Bound for the sum of a finite sequence

Question

Consider ${\bf c} = (a,b) \in \mathbb{R}^2$ with $0< \|{\bf c}\| < 1.$ Let $n \in \mathbb{N} $ and define \begin{align*} F_{n}(k) & := \frac{ [a + x_{n}(k)]^2}{ [a + x_{n}(k)]^2 + [b + y_{n}(k)]^2} \end{align*} where $\omega := 2\pi/n,$ $x_{n}(k) := \cos(2 k \pi/n)$ and $y_{n}(k) := \sin(2 k \pi/n).$ The question is to find an upper bound $h = h(n,{\bf c})$ on the sum $S_n$ such that $$ S_n \leq h(n,{\bf c}),$$ where $$S_n =\left( \frac{2 \pi}{n}\right) \sum_{k=0}^{n-1} F_{n}(k).$$ Is there any result that can help to find such a bound ?

Answer 1

One idea is the following:

Let $z_k=x_n(k)+iy_n(k)=e^{ik\omega}$ and $c=a+ib=re^{i\theta}$ with $0<r<1$. Then, $F_n(k)=\cos^2\theta_k,\ 0\le k\le n-1$ where $\theta_k=\angle (z_k+c)$ so that $F_n(k)=\pi+\frac{\pi}{n}\sum_{k=0}^{n-1}\cos 2\theta_k$.

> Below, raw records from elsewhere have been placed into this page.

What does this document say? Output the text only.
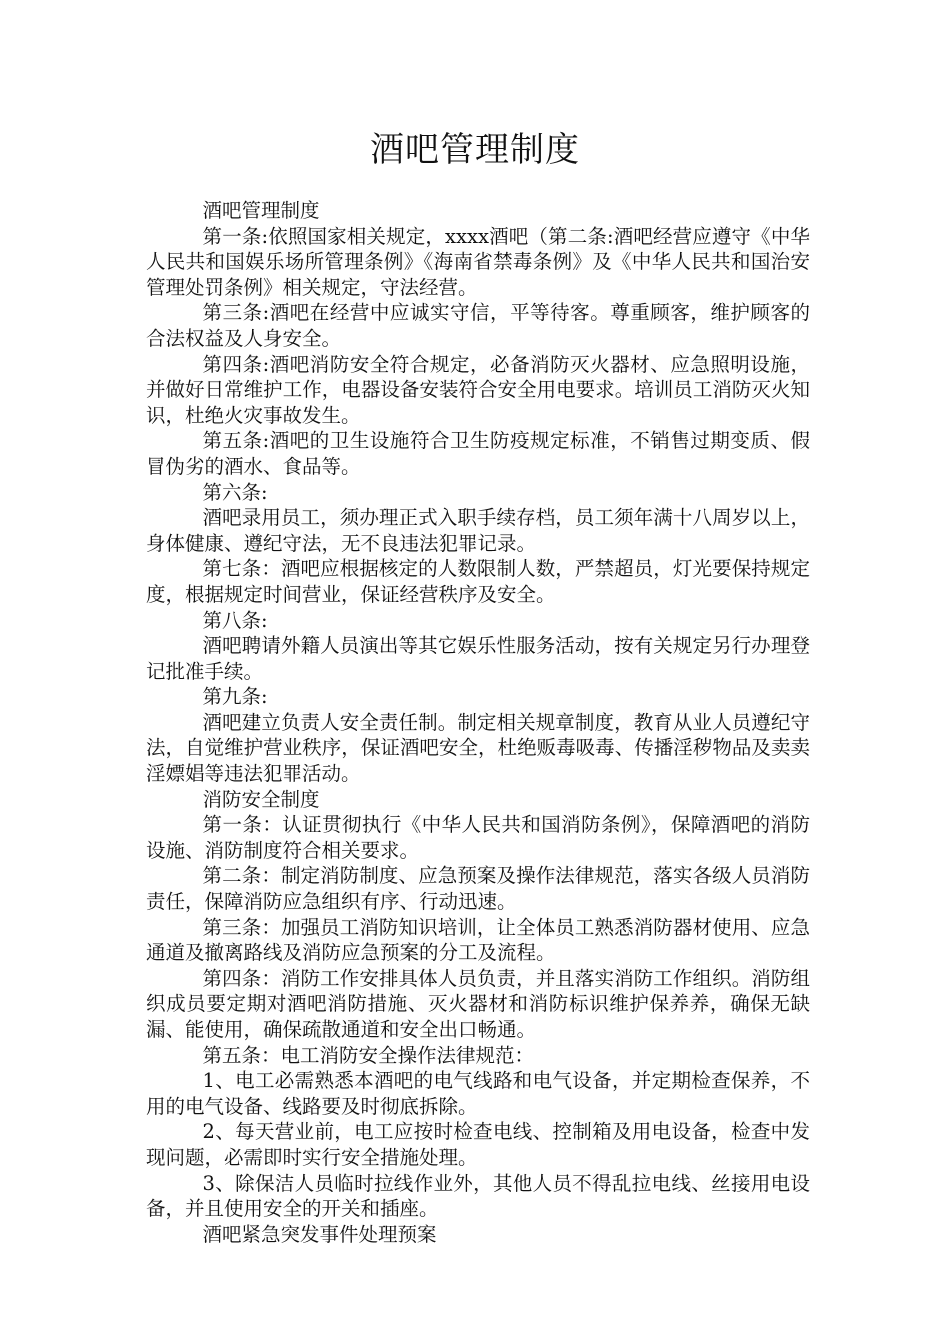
酒吧管理制度

酒吧管理制度

第一条:依照国家相关规定，xxxx酒吧（第二条:酒吧经营应遵守《中华人民共和国娱乐场所管理条例》《海南省禁毒条例》及《中华人民共和国治安管理处罚条例》相关规定，守法经营。

第三条:酒吧在经营中应诚实守信，平等待客。尊重顾客，维护顾客的合法权益及人身安全。

第四条:酒吧消防安全符合规定，必备消防灭火器材、应急照明设施，并做好日常维护工作，电器设备安装符合安全用电要求。培训员工消防灭火知识，杜绝火灾事故发生。

第五条:酒吧的卫生设施符合卫生防疫规定标准，不销售过期变质、假冒伪劣的酒水、食品等。

第六条:

酒吧录用员工，须办理正式入职手续存档，员工须年满十八周岁以上，身体健康、遵纪守法，无不良违法犯罪记录。

第七条：酒吧应根据核定的人数限制人数，严禁超员，灯光要保持规定度，根据规定时间营业，保证经营秩序及安全。

第八条:

酒吧聘请外籍人员演出等其它娱乐性服务活动，按有关规定另行办理登记批准手续。

第九条:

酒吧建立负责人安全责任制。制定相关规章制度，教育从业人员遵纪守法，自觉维护营业秩序，保证酒吧安全，杜绝贩毒吸毒、传播淫秽物品及卖卖淫嫖娼等违法犯罪活动。

消防安全制度

第一条：认证贯彻执行《中华人民共和国消防条例》，保障酒吧的消防设施、消防制度符合相关要求。

第二条：制定消防制度、应急预案及操作法律规范，落实各级人员消防责任，保障消防应急组织有序、行动迅速。

第三条：加强员工消防知识培训，让全体员工熟悉消防器材使用、应急通道及撤离路线及消防应急预案的分工及流程。

第四条：消防工作安排具体人员负责，并且落实消防工作组织。消防组织成员要定期对酒吧消防措施、灭火器材和消防标识维护保养养，确保无缺漏、能使用，确保疏散通道和安全出口畅通。

第五条：电工消防安全操作法律规范：

1、电工必需熟悉本酒吧的电气线路和电气设备，并定期检查保养，不用的电气设备、线路要及时彻底拆除。

2、每天营业前，电工应按时检查电线、控制箱及用电设备，检查中发现问题，必需即时实行安全措施处理。

3、除保洁人员临时拉线作业外，其他人员不得乱拉电线、丝接用电设备，并且使用安全的开关和插座。

酒吧紧急突发事件处理预案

I think this can be helpful in finding some bounds.

Edit: One can note that $\tan\theta_k=\frac{r\sin \theta+\sin k\omega}{r\cos \theta+\cos k\omega}$. Then, $$\cos2\theta_k=\frac{1-\tan^2{\theta_k}}{1+\tan^2\theta_k}=\frac{r^2\cos 2\theta+2r\cos(\theta+k\omega)+\cos2k\omega}{r^2+1+2r\cos(\theta-k\omega)}$$ So, $$S_n=\pi+\frac{\pi}{n}\sum_{k=0}^{n-1}\frac{r^2\cos2\theta+2r\cos(\theta+k\omega)+\cos2k\omega}{r^2+1+2r\cos(\theta-k\omega)}=\pi+\frac{\pi}{n}(A\cdot r^2\cos2\theta+B+C)$$

Now, we can write $$A=\frac{1}{r^2+1+2r\cos(\theta-k\omega)}=\frac{1}{r^2+1}\left(1-a\cos(\theta-k\omega)+a^2\cos^2(\theta-k\omega)+\cdots\right),\ a=\frac{2r}{r^2+1}\\=\frac{1}{r^2+1}\sum_{l=0}^{\infty}(-1)^la^l\cos^l(\theta-k\omega)\\=\frac{1}{r^2+1}\sum_{l=0}^{\infty}\sum_{m=0}^{\lfloor l/2\rfloor}\frac{a^l}{2^l}\binom{l}{2m}\cos((l-2m)(\theta-k\omega))$$ So that $$A=\frac{1}{r^2+1}\sum_{l\ge 0}\left(\frac{a^2}{4}\right)^{l}\binom{2l}{l}\\=\frac{1}{r^2+1}\frac{d}{dx}\left(xC(x)\right)\mid_{x=a^2/4}$$ where $C(x)$ is the generating function of Catalan numbers. Hence $\displaystyle xC(x)=(1-\sqrt{1-4x})/2\implies A=\frac{1}{(r^2+1)\sqrt{1-a^2}}=\frac{1}{1-r^2}$ With similar manipulation one can attempt to find exact expressions for $B,C$ and can find a suitable upper bound of $S_n$, though I guess those exact expressions will not be easy to handle.